Marcus: “We are in a worse place than a week ago”
Chris Bourke
The future of property finance is even less certain after a week of panic on global stock markets.
“What this is going to do, without any question at all, is further limit the availability of credit,” said Ian Marcus, head of real estate at Credit Suisse and former president of the British Property Federation.
LIBOR (the rate at which banks lend to each other) soared this week as banks scrambled for liquidity. Its overnight rate in US dollars almost doubled, climbing 3.33 points to 6.44% on Wednesday, the biggest jump in seven years.
“The interbank market is fundamentally illiquid and banks aren’t lending to each other for more than one month,” said John Edwards at property finance broker JC Rathbone.
Property shares also took a hammering. The FTSE 350 real estate index fell by 9% in the four days following the collapse of Lehman Brothers, which was the prime catalyst for a week of financial mayhem.
Songbird Estates, which owns 60.8% of Canary Wharf, took a 13% hit despite telling investors that it was insured should Lehman default on rent at its25 Bank Street headquarters.

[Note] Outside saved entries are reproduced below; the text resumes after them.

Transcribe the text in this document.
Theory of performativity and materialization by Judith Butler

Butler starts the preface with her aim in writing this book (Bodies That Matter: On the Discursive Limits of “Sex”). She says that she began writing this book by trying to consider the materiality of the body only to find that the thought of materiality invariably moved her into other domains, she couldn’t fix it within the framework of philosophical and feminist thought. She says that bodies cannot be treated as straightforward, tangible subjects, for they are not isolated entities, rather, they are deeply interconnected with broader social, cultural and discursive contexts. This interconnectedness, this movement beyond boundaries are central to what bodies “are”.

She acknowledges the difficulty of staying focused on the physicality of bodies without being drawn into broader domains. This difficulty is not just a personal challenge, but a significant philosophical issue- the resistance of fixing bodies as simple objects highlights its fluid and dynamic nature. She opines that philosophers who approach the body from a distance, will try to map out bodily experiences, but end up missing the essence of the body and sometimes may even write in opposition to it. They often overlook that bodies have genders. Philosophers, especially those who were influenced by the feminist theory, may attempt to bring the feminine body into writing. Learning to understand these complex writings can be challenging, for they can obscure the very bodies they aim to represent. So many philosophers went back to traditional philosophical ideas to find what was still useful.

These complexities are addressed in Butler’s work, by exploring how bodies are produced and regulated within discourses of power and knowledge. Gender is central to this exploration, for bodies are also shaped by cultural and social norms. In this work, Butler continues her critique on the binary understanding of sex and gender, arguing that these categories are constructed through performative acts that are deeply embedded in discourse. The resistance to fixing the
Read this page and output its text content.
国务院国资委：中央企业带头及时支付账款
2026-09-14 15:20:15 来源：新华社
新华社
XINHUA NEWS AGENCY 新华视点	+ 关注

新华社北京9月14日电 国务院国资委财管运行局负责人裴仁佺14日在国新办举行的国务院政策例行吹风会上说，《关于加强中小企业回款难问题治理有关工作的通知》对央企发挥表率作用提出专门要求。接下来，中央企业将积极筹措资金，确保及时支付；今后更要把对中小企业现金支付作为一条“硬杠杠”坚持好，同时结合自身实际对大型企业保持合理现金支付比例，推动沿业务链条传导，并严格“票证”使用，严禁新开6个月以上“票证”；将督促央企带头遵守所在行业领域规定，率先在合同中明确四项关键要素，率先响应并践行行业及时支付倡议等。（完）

Great Portland Estates’ shares fell 12% in price Savills, Brixton and Land Securities all lost 11% while British Land and SEGRO were down 8% in value.
However, the major concern remains the longer-term outlook for banks with high real estate exposure, as the system continues to unravel and shrink.
Marcus said: “We are in a worse place than a week ago. If you’ve got half a dozen banks with new chief executives, what does any new CEO do when he comes in? He clears the decks.”
There were major concerns this week over HBOS, whose share price collapsed on fears about its real estate banking model, before it agreed to be taken over by Lloyds TSB.
According to HBOS’s last results, 40% of its £117bn corporate loan book – or £47bn – is allocated to real estate. But it has also invested heavily in equity stakes in joint ventures with some of the UK’s most well-known property players.
Marcus said: “What is Lloyds going to do with those jvs? What happens to its ability to refinance deals? Maybe it’s an opportunity for some – maybe it’s more pain for others.”